Дни проходили, снег продолжал падать каждое утро, таял в полдень при двенадцати и двадцати градусах тепла, снова морозило вечером, при холоде от восьми до десяти градусов. Все говорили, что нам надо отказаться от поездки в Эривань. Что же касается собственно меня, то, не желая, чтобы Муане еще долее оставался разлученным с Францией, зимы которой и выставки он лишился из-за меня, я сам передумал и решил ехать прямо на Сурам, проехав через Имеретию и Мингрелию, т. е. древнюю Колхиду, и 21 января старого стиля сесть на пароход в Поти.

От Тифлиса до Поти около триста верст, т. е. семьдесят пять миль, а потому я думал, что, отправившись одиннадцатого числа и имея впереди десять дней на семьдесят пять миль, я приеду в Поти вовремя. Получилось не более семи с половиною миль в день, а во Франции это расстояние проезжают в один час (мы, французы, имеем дурную привычку за границей всегда сравнивать, как во Франции. Правда, англичане говорят еще упорнее: «в Англии»).

Наконец наступило шестое января, оно принесло с собою небольшой мороз, градусов в пятнадцати, и ветер с Казбека, приятно напоминавший тот ветер, который ударял в лицо Гамлету на Эльсинорской платформе.
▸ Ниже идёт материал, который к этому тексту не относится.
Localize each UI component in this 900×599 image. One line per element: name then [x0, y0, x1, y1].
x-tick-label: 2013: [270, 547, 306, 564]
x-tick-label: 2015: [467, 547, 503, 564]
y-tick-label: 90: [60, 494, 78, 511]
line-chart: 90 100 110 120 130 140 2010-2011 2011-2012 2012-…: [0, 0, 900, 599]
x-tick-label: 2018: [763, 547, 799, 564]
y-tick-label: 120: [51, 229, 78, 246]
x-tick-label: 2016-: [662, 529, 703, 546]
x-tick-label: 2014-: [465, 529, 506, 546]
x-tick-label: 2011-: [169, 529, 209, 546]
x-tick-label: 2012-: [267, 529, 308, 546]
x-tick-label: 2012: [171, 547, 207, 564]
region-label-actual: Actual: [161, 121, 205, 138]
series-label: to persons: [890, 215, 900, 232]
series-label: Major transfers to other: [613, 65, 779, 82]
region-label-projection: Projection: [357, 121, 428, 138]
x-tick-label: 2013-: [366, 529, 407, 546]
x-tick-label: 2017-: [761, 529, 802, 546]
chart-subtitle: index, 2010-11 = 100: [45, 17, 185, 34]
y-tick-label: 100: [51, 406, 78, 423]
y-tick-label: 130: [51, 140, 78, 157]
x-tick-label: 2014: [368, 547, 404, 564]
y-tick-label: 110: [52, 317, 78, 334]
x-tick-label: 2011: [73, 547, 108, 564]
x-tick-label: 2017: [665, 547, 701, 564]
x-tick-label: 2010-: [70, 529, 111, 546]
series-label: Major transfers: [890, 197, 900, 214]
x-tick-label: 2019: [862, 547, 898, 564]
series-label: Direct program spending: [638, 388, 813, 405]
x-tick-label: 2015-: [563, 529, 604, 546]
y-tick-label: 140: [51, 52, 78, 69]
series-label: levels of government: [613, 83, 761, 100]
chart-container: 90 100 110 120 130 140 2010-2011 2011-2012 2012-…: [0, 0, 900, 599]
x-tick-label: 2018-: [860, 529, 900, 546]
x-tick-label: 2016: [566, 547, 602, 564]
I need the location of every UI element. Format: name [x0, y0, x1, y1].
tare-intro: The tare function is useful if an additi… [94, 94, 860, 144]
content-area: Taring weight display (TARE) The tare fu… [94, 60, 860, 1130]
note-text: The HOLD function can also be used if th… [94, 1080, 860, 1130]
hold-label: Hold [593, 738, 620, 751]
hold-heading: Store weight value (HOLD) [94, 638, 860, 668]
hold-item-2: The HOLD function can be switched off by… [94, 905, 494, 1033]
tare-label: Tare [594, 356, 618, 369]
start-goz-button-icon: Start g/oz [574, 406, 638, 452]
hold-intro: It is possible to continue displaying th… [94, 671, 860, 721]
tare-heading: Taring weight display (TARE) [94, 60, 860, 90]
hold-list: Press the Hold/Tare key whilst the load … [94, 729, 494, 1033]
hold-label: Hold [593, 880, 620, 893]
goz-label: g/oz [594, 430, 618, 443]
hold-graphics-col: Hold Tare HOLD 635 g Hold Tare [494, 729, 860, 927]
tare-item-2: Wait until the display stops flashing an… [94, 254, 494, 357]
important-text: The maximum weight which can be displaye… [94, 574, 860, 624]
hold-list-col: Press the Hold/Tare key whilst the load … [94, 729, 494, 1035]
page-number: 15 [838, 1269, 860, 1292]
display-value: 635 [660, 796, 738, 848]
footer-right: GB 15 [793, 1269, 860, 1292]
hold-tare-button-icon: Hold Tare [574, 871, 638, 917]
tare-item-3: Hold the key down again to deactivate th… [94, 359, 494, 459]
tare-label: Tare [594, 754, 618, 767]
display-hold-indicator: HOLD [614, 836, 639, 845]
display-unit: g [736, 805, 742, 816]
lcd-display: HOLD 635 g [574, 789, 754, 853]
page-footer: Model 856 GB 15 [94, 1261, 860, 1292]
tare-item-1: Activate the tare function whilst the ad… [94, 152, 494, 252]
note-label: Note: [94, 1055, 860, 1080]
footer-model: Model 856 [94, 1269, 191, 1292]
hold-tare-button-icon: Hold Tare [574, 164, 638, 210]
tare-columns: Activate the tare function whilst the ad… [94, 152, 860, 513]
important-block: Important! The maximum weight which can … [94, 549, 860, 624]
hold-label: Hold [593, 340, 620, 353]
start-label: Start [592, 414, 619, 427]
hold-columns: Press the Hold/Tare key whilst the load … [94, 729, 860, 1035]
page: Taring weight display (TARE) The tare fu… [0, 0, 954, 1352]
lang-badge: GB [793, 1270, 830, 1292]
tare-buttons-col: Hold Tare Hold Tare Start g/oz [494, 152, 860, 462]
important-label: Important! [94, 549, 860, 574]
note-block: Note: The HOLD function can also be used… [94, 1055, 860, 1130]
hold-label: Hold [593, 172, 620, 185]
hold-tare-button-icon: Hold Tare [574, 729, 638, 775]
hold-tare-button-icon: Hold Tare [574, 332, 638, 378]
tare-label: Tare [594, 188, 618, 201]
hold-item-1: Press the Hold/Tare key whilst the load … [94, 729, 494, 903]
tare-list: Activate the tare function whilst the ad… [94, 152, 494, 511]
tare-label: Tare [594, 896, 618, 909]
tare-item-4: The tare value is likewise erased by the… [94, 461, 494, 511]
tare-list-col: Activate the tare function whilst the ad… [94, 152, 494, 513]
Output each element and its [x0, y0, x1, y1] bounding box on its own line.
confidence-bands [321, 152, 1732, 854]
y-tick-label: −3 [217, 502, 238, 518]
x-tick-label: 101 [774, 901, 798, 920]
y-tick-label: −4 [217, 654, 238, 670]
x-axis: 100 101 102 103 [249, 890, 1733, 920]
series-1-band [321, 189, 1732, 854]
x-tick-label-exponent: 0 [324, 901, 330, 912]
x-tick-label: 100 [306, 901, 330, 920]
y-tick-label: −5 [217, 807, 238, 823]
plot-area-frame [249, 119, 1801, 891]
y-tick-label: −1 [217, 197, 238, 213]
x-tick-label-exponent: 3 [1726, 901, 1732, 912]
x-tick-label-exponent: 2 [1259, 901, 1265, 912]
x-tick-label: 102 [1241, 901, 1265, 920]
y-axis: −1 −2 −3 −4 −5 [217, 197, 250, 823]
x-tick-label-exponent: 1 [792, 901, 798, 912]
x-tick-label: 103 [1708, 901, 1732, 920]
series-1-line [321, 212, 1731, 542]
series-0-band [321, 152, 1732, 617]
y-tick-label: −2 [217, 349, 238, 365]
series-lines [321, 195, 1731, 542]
Я надвинул свою папаху на уши, надел бешмет, подбитый смушками умертвленных при рождении барашков (бешмет подарен мне г-ном Стараренко), завернулся поверх всего этого в русский плащ и в сопровождении Калино и Торьяни отправился на Воронцовский мост — единственный каменный или, точнее, кирпичный мост в Тифлисе.